Medicare appeals stuck in the growing backlog must also not be included in OMHA’s Statistical Sampling Initiative and involve a beneficiary who has been found liable for the amount in dispute after the initial determination or participated in the reconsideration.

Appeals are also ineligible for the expanded alternative dispute resolution process if it involves items, services, drugs, or biologicals billed under unlisted, unspecified, unclassified, or miscellaneous healthcare codes (e.g. CPT code 38999 Unlisted procedure, hemic or lymphatic system; K0108 Wheelchair component or accessory, not otherwise specified).

Appeals also cannot involve a payment dispute (e.g., the appellant was paid in full as billed by the contractor but thinks the fee schedule or contractor price amount is insufficient).

In addition, the appeals must not arise from a qualified independent contractor or administrative law judge dismissal order, nor be a beneficiary-initiated appeal of contractor reconsiderations.

This high-volume settlement option complements a recent low-volume option unveiled by CMS. The federal agency opened a settlement option in February 2018 for providers with less than 500 claim denial appeals stuck in the Medicare appeals backlog.

Under the low-volume settlement option, providers receive a partial payment of 62 percent of the net approved amount of the appeals.
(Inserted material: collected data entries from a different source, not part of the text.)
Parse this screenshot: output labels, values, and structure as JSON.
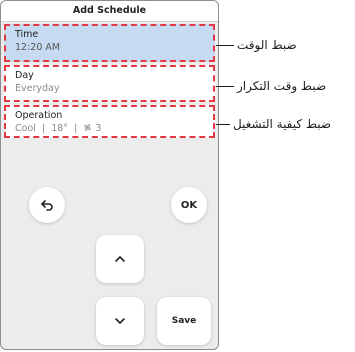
{
  "screen": {
    "title": "Add Schedule"
  },
  "schedule_items": [
    {
      "label": "Time",
      "value": "12:20 AM",
      "annotation": "ضبط الوقت"
    },
    {
      "label": "Day",
      "value": "Everyday",
      "annotation": "ضبط وقت التكرار"
    },
    {
      "label": "Operation",
      "mode": "Cool",
      "temperature": "18°",
      "fan_speed": "3",
      "fan_icon": "fan-icon",
      "annotation": "ضبط كيفية التشغيل"
    }
  ],
  "buttons": {
    "back_icon": "back-arrow-icon",
    "ok_label": "OK",
    "up_icon": "chevron-up-icon",
    "down_icon": "chevron-down-icon",
    "save_label": "Save"
  },
  "colors": {
    "selected_row": "#c6dbf2",
    "highlight_dash": "#e23844",
    "panel_background": "#ececec"
  }
}
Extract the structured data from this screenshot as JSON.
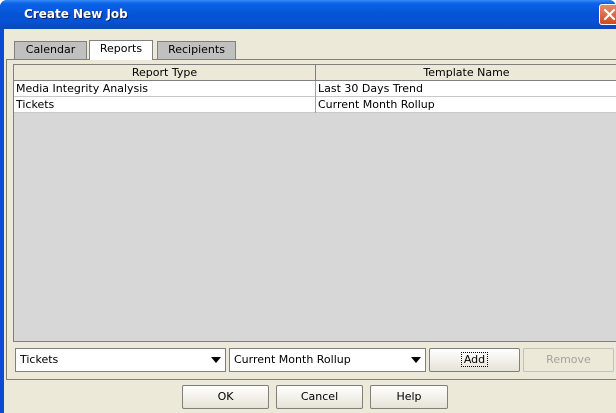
{
  "window": {
    "title": "Create New Job"
  },
  "tabs": [
    {
      "label": "Calendar"
    },
    {
      "label": "Reports"
    },
    {
      "label": "Recipients"
    }
  ],
  "table": {
    "columns": [
      "Report Type",
      "Template Name"
    ],
    "rows": [
      [
        "Media Integrity Analysis",
        "Last 30 Days Trend"
      ],
      [
        "Tickets",
        "Current Month Rollup"
      ]
    ]
  },
  "editor": {
    "report_type_value": "Tickets",
    "template_value": "Current Month Rollup",
    "add_label": "Add",
    "remove_label": "Remove"
  },
  "footer": {
    "ok_label": "OK",
    "cancel_label": "Cancel",
    "help_label": "Help"
  }
}
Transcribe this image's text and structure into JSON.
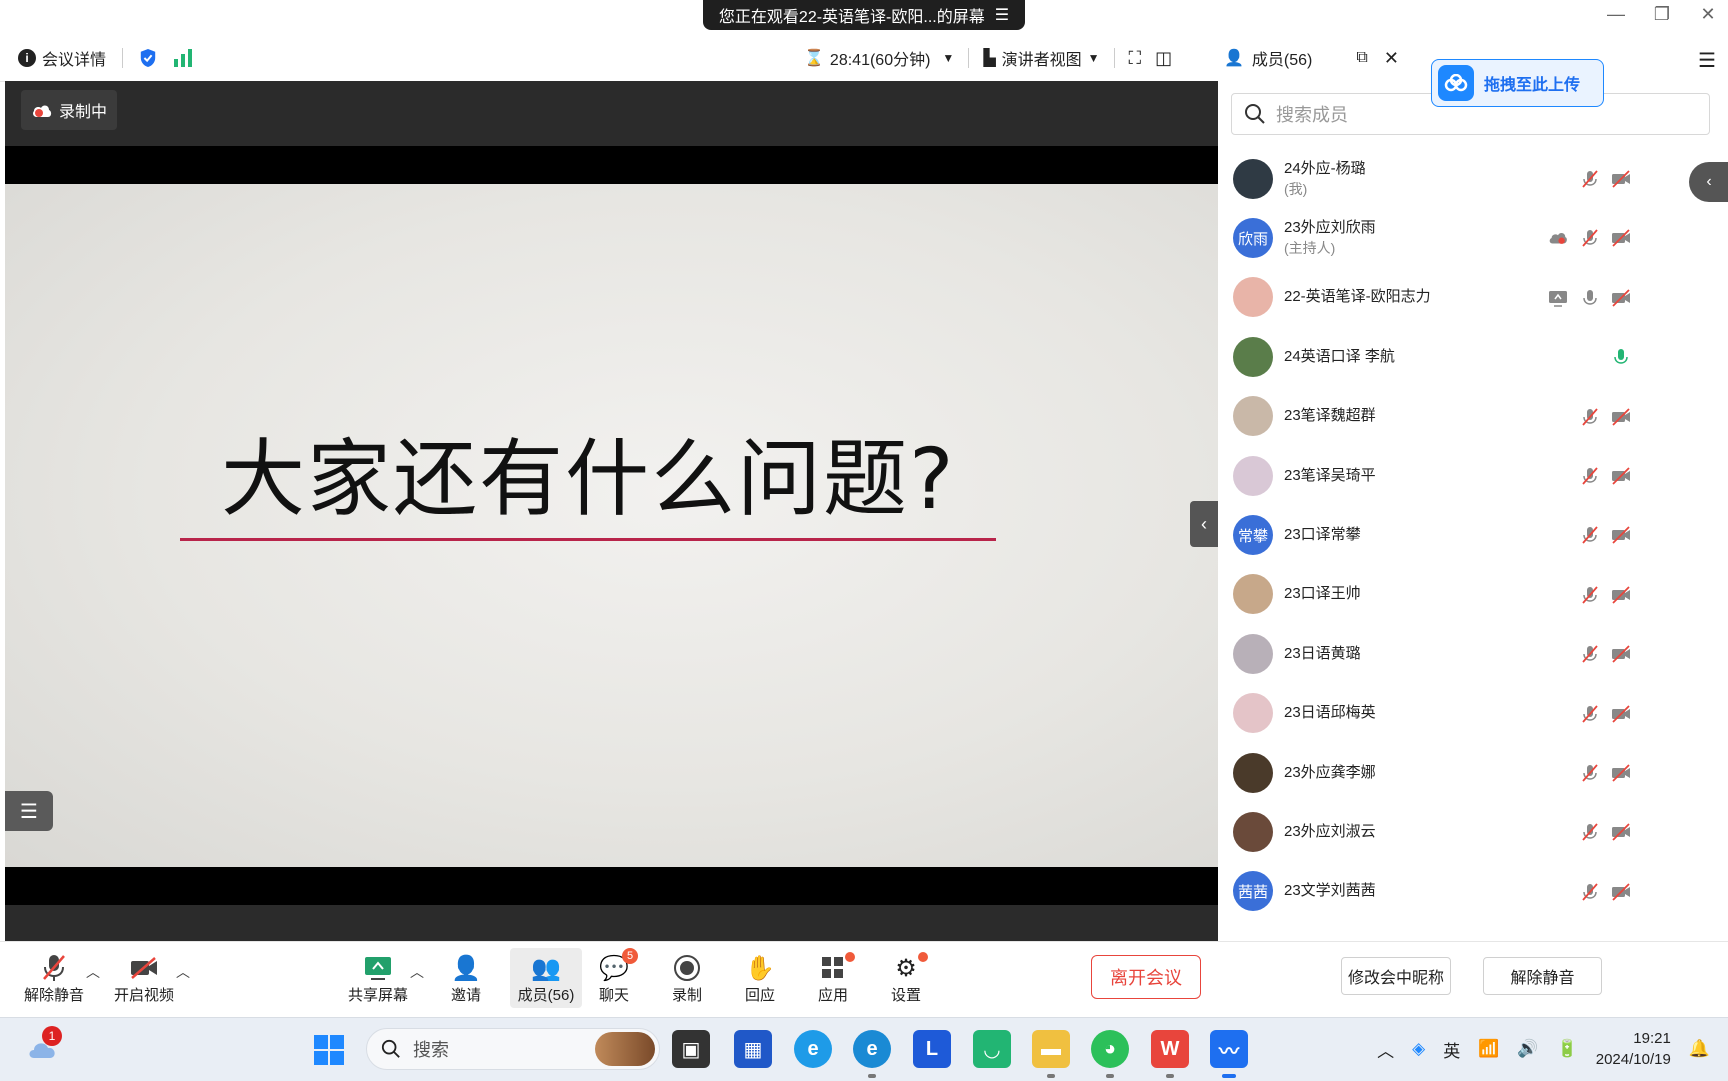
{
  "banner": {
    "text": "您正在观看22-英语笔译-欧阳...的屏幕"
  },
  "toolbar": {
    "meeting_details": "会议详情",
    "timer": "28:41(60分钟)",
    "view_mode": "演讲者视图",
    "members": "成员(56)"
  },
  "video": {
    "recording_label": "录制中",
    "slide_title": "大家还有什么问题?"
  },
  "upload_tip": "拖拽至此上传",
  "search": {
    "placeholder": "搜索成员"
  },
  "members": [
    {
      "name": "24外应-杨璐",
      "sub": "(我)",
      "avatar_color": "#2f3a44",
      "avatar_text": "",
      "status": "mic-off,cam-off"
    },
    {
      "name": "23外应刘欣雨",
      "sub": "(主持人)",
      "avatar_color": "#3a6fd8",
      "avatar_text": "欣雨",
      "status": "recording,mic-off,cam-off"
    },
    {
      "name": "22-英语笔译-欧阳志力",
      "sub": "",
      "avatar_color": "#e8b4a8",
      "avatar_text": "",
      "status": "sharing,mic-on,cam-off"
    },
    {
      "name": "24英语口译 李航",
      "sub": "",
      "avatar_color": "#5a7d4a",
      "avatar_text": "",
      "status": "mic-active"
    },
    {
      "name": "23笔译魏超群",
      "sub": "",
      "avatar_color": "#c9b8a8",
      "avatar_text": "",
      "status": "mic-off,cam-off"
    },
    {
      "name": "23笔译吴琦平",
      "sub": "",
      "avatar_color": "#d9c8d6",
      "avatar_text": "",
      "status": "mic-off,cam-off"
    },
    {
      "name": "23口译常攀",
      "sub": "",
      "avatar_color": "#3a6fd8",
      "avatar_text": "常攀",
      "status": "mic-off,cam-off"
    },
    {
      "name": "23口译王帅",
      "sub": "",
      "avatar_color": "#c7a88a",
      "avatar_text": "",
      "status": "mic-off,cam-off"
    },
    {
      "name": "23日语黄璐",
      "sub": "",
      "avatar_color": "#b8b0b8",
      "avatar_text": "",
      "status": "mic-off,cam-off"
    },
    {
      "name": "23日语邱梅英",
      "sub": "",
      "avatar_color": "#e4c4c8",
      "avatar_text": "",
      "status": "mic-off,cam-off"
    },
    {
      "name": "23外应龚李娜",
      "sub": "",
      "avatar_color": "#4a3a2a",
      "avatar_text": "",
      "status": "mic-off,cam-off"
    },
    {
      "name": "23外应刘淑云",
      "sub": "",
      "avatar_color": "#6a4a3a",
      "avatar_text": "",
      "status": "mic-off,cam-off"
    },
    {
      "name": "23文学刘茜茜",
      "sub": "",
      "avatar_color": "#3a6fd8",
      "avatar_text": "茜茜",
      "status": "mic-off,cam-off"
    }
  ],
  "panel_buttons": {
    "rename": "修改会中昵称",
    "unmute": "解除静音"
  },
  "bottombar": {
    "unmute": "解除静音",
    "start_video": "开启视频",
    "share_screen": "共享屏幕",
    "invite": "邀请",
    "members": "成员(56)",
    "chat": "聊天",
    "chat_badge": "5",
    "record": "录制",
    "react": "回应",
    "apps": "应用",
    "settings": "设置",
    "leave": "离开会议"
  },
  "taskbar": {
    "search": "搜索",
    "weather_badge": "1",
    "ime": "英",
    "time": "19:21",
    "date": "2024/10/19"
  },
  "colors": {
    "accent": "#1e88ff",
    "leave": "#e8453c",
    "slide_line": "#b8244a",
    "mic_active": "#22b573"
  }
}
If providers accept the settlement, they must remove all their eligible claims from the appeals process.

The settlement options are just a couple of the strategies HHS is employing to reduce the growing Medicare appeals backlog. The federal department has also permitted precedential decision-making at the Departmental Appeals Board level and allowed attorney adjudicators to hear appeals instead of administrative law judges.